Le conseil de surveillance est désigné par les actionnaires, les salariés et les syndicats de l'entreprise, lors de l'assemblée genérale, et pour une durée maximale de 4 ans.
C'est le conseil de surveillance qui nomme et limoge le directoire. De plus, le conseil de surveillance surveille la gérance de l'AG par le directoire. Il doit s'assurer que les intérêts des actionnaires face au directoire sont sauvegardés.
Dans la pratique, le conseil de surveillance endosse un rôle bien plus important que la simple surveillance du directoire. Il procède souvent à des concertations avec le directoire, ce qui a pour conséquence d'intégrer de facto le conseil de surveillance dans le processus décisionnel.
Le conseil de surveillance peut nommer des commissions, chargés des domaines les plus importants
(par exemple pour le personnel, crédit et bilan).
Le directoire ainsi que le conseil de surveillance doivent toujours avoir pour ligne de conduite l'intérêt de l'entreprise.
L'assemblée générale regroupe l'ensemble des actionnaires. Elle décide essentiellement de la nomination des représentants des actionnaires au sein du conseil de sécurité, de l'utilisation des bénéfices, ainsi que des mesures relatives au capital de l'entreprise.
II Un principe de cogestion original de l'AG
Si l'originalité du système allemand des AG ne vient pas de sa structure organique, l'originalité vient par contre du pouvoir reconnu aux salariés. En effet, il existe en Allemagne un principe de cogestion (das Mitbestimmungsprinzip), entendu au sens large, qui prévoit des droits de participation (die Beteiligungsrechte) pour les salariés et syndicats dans la gestion de l'entreprise.
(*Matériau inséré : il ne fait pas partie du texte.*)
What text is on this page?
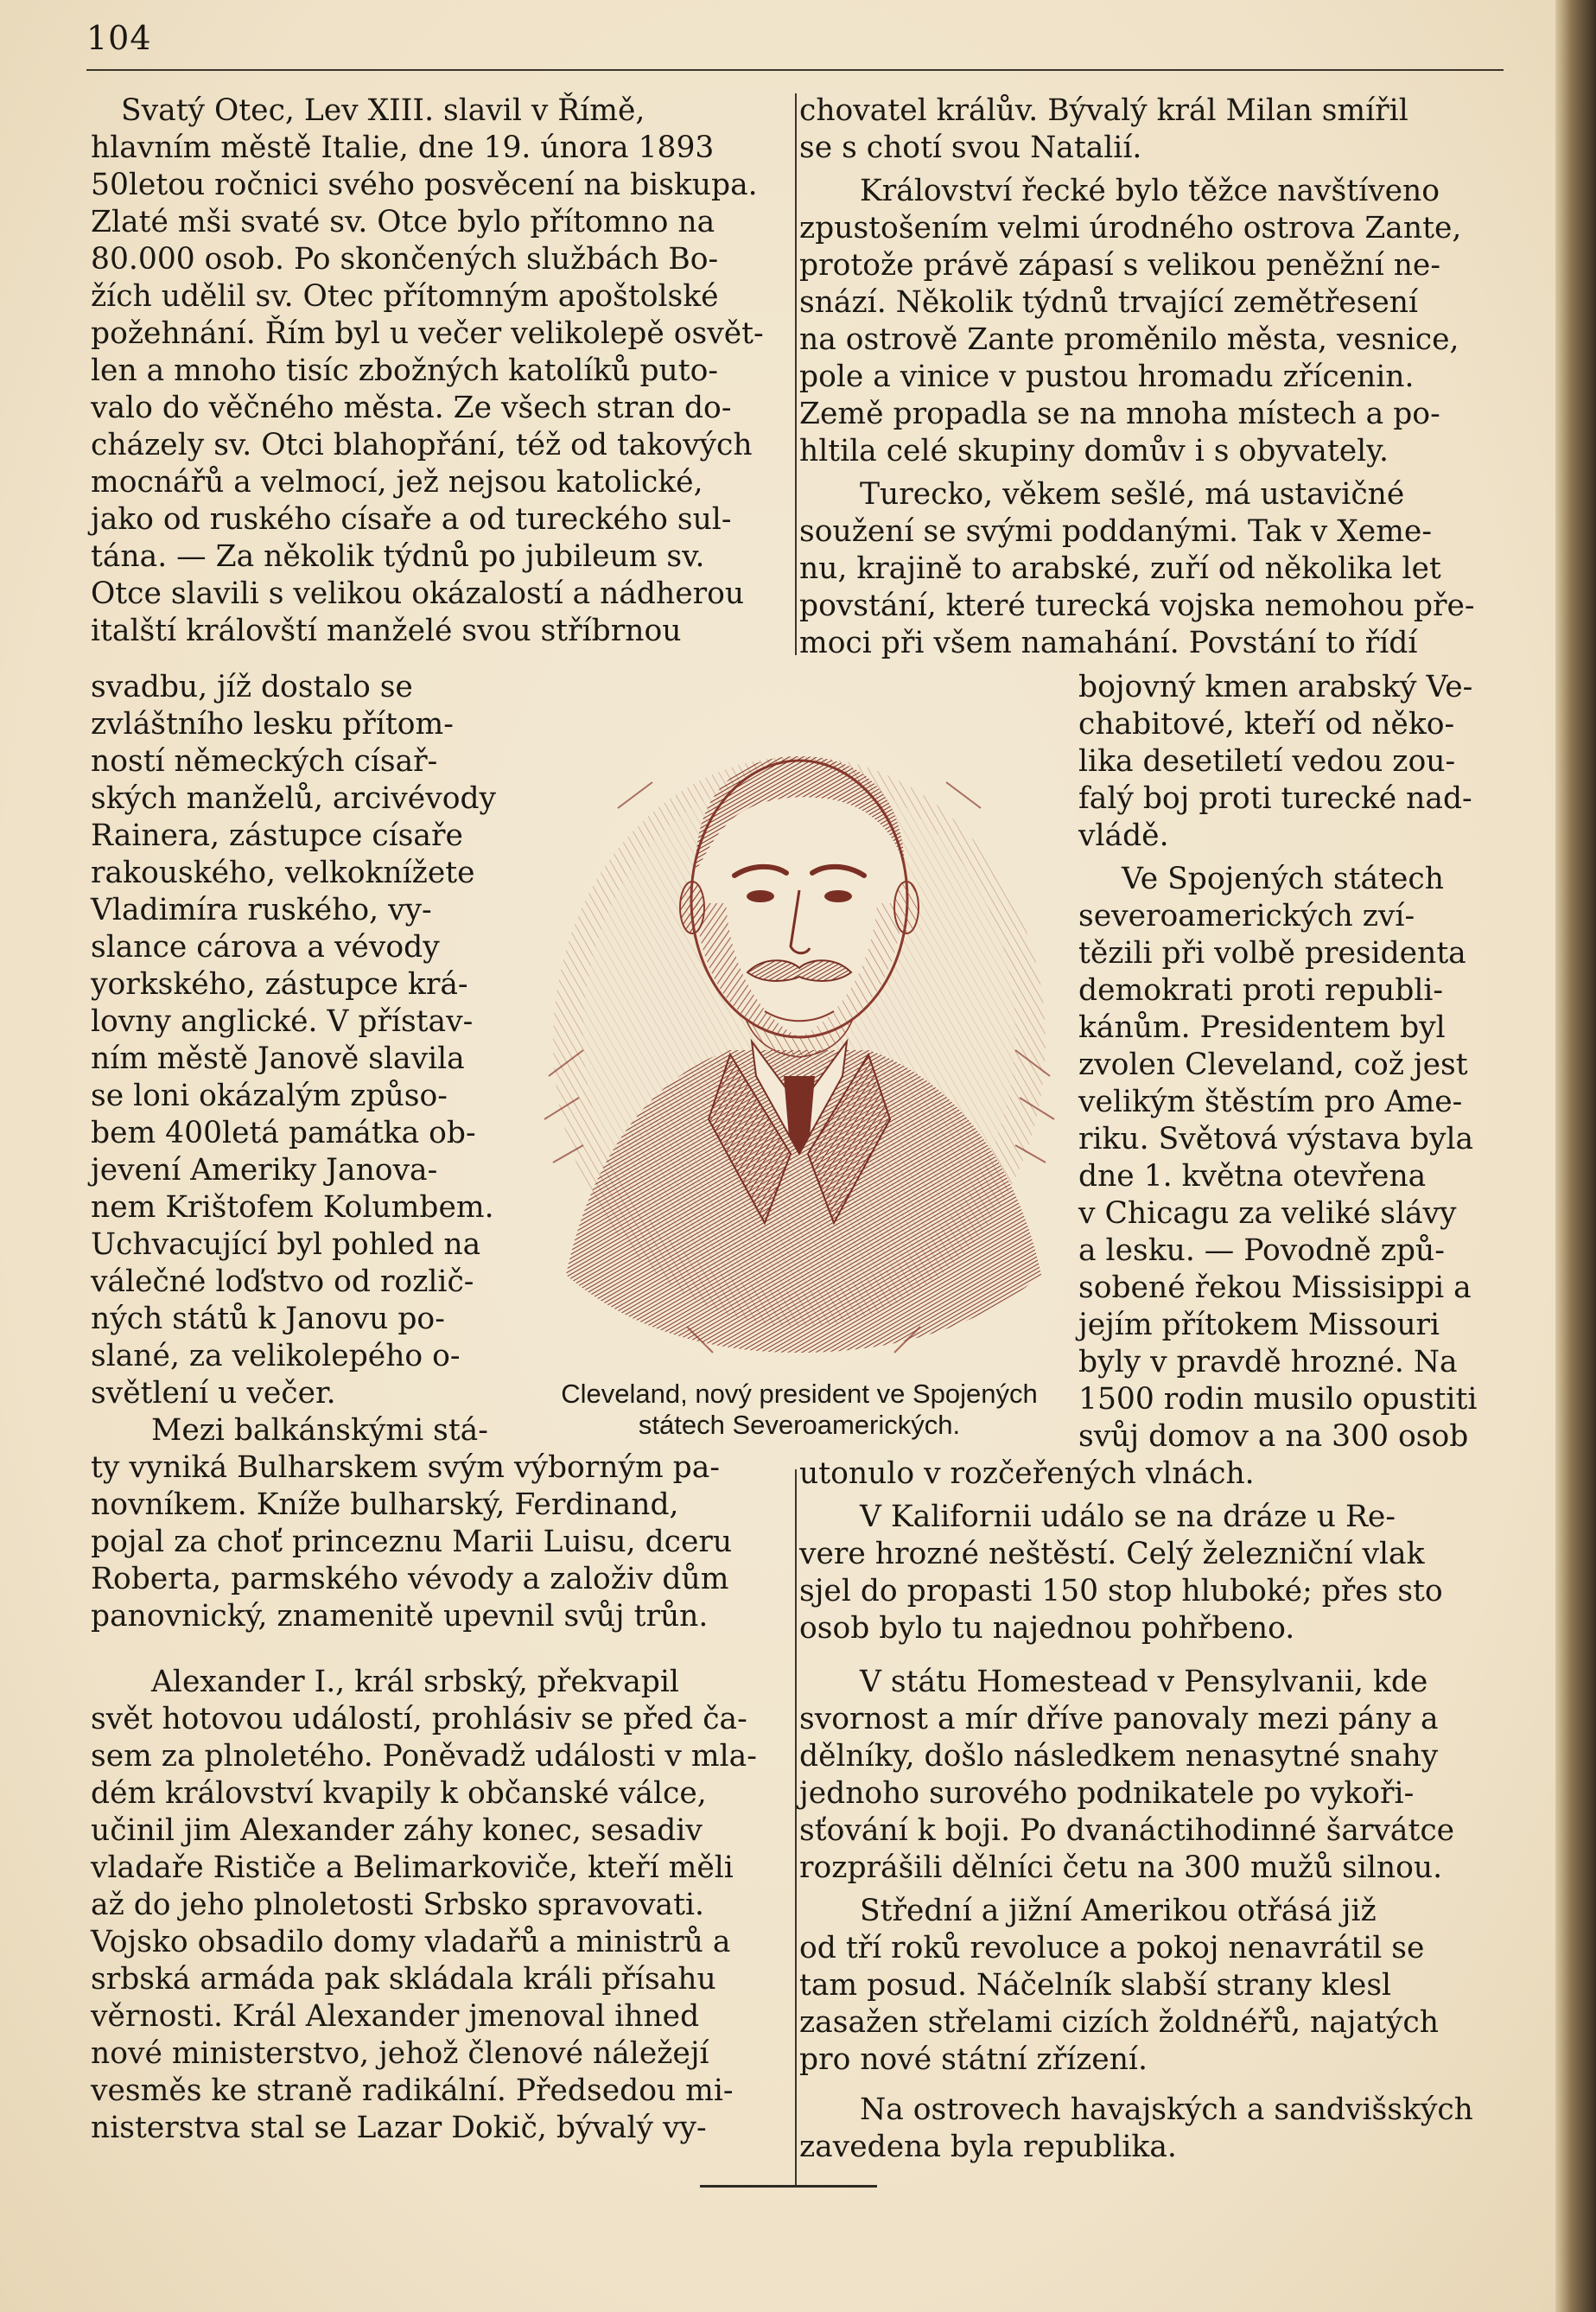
104
Cleveland, nový president ve Spojených
státech Severoamerických.

Svatý Otec, Lev XIII. slavil v Římě,

hlavním městě Italie, dne 19. února 1893

50letou ročnici svého posvěcení na biskupa.

Zlaté mši svaté sv. Otce bylo přítomno na

80.000 osob. Po skončených službách Bo-

žích udělil sv. Otec přítomným apoštolské

požehnání. Řím byl u večer velikolepě osvět-

len a mnoho tisíc zbožných katolíků puto-

valo do věčného města. Ze všech stran do-

cházely sv. Otci blahopřání, též od takových

mocnářů a velmocí, jež nejsou katolické,

jako od ruského císaře a od tureckého sul-

tána. — Za několik týdnů po jubileum sv.

Otce slavili s velikou okázalostí a nádherou

italští královští manželé svou stříbrnou

svadbu, jíž dostalo se

zvláštního lesku přítom-

ností německých císař-

ských manželů, arcivévody

Rainera, zástupce císaře

rakouského, velkoknížete

Vladimíra ruského, vy-

slance cárova a vévody

yorkského, zástupce krá-

lovny anglické. V přístav-

ním městě Janově slavila

se loni okázalým způso-

bem 400letá památka ob-

jevení Ameriky Janova-

nem Krištofem Kolumbem.

Uchvacující byl pohled na

válečné loďstvo od rozlič-

ných států k Janovu po-

slané, za velikolepého o-

světlení u večer.

Mezi balkánskými stá-

ty vyniká Bulharskem svým výborným pa-

novníkem. Kníže bulharský, Ferdinand,

pojal za choť princeznu Marii Luisu, dceru

Roberta, parmského vévody a založiv dům

panovnický, znamenitě upevnil svůj trůn.

Alexander I., král srbský, překvapil

svět hotovou událostí, prohlásiv se před ča-

sem za plnoletého. Poněvadž události v mla-

dém království kvapily k občanské válce,

učinil jim Alexander záhy konec, sesadiv

vladaře Rističe a Belimarkoviče, kteří měli

až do jeho plnoletosti Srbsko spravovati.

Vojsko obsadilo domy vladařů a ministrů a

srbská armáda pak skládala králi přísahu

věrnosti. Král Alexander jmenoval ihned

nové ministerstvo, jehož členové náležejí

vesměs ke straně radikální. Předsedou mi-

nisterstva stal se Lazar Dokič, bývalý vy-

chovatel králův. Bývalý král Milan smířil

se s chotí svou Natalií.

Království řecké bylo těžce navštíveno

zpustošením velmi úrodného ostrova Zante,

protože právě zápasí s velikou peněžní ne-

snází. Několik týdnů trvající zemětřesení

na ostrově Zante proměnilo města, vesnice,

pole a vinice v pustou hromadu zřícenin.

Země propadla se na mnoha místech a po-

hltila celé skupiny domův i s obyvately.

Turecko, věkem sešlé, má ustavičné

soužení se svými poddanými. Tak v Xeme-

nu, krajině to arabské, zuří od několika let

povstání, které turecká vojska nemohou pře-

moci při všem namahání. Povstání to řídí

bojovný kmen arabský Ve-

chabitové, kteří od něko-

lika desetiletí vedou zou-

falý boj proti turecké nad-

vládě.

Ve Spojených státech

severoamerických zví-

tězili při volbě presidenta

demokrati proti republi-

kánům. Presidentem byl

zvolen Cleveland, což jest

velikým štěstím pro Ame-

riku. Světová výstava byla

dne 1. května otevřena

v Chicagu za veliké slávy

a lesku. — Povodně způ-

sobené řekou Missisippi a

jejím přítokem Missouri

byly v pravdě hrozné. Na

1500 rodin musilo opustiti

svůj domov a na 300 osob

utonulo v rozčeřených vlnách.

V Kalifornii událo se na dráze u Re-

vere hrozné neštěstí. Celý železniční vlak

sjel do propasti 150 stop hluboké; přes sto

osob bylo tu najednou pohřbeno.

V státu Homestead v Pensylvanii, kde

svornost a mír dříve panovaly mezi pány a

dělníky, došlo následkem nenasytné snahy

jednoho surového podnikatele po vykoři-

sťování k boji. Po dvanáctihodinné šarvátce

rozprášili dělníci četu na 300 mužů silnou.

Střední a jižní Amerikou otřásá již

od tří roků revoluce a pokoj nenavrátil se

tam posud. Náčelník slabší strany klesl

zasažen střelami cizích žoldnéřů, najatých

pro nové státní zřízení.

Na ostrovech havajských a sandvišských

zavedena byla republika.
Il est à remarquer qu'en Allemagne, il existe principalement un grand syndicat, et que le taux de salariés syndiqués est plus élevé qu'en France, ce qui influe en faveur du syndicat dans son pouvoir de négociation. Les intérêts des salariés sont ainsi protégés par l'intermédiaires du syndicat, du comité d'entreprise, et, dans une certaine mesure par le conseil de surveillance. L'objectif de cette politique de cogestion de l'entreprise par les partenaires sociaux, est d'élever les salariés au même niveau que les actionnaires.
Il convient de préciser ces droits de participation reconnus aux salariés, qui ont différents degrés d'intensité. Il faut distinguer d'une part, la cogestion entendu au sens strict (die Mitwirkung), de la codécision (Mitbestimmung) d'autre part.
Les droits de cogestion entendu au sens strict laissent la compétence décisionnelle du directoire intacte. Ce sont des droits à l'information, audition, droit de proposition et de conseil.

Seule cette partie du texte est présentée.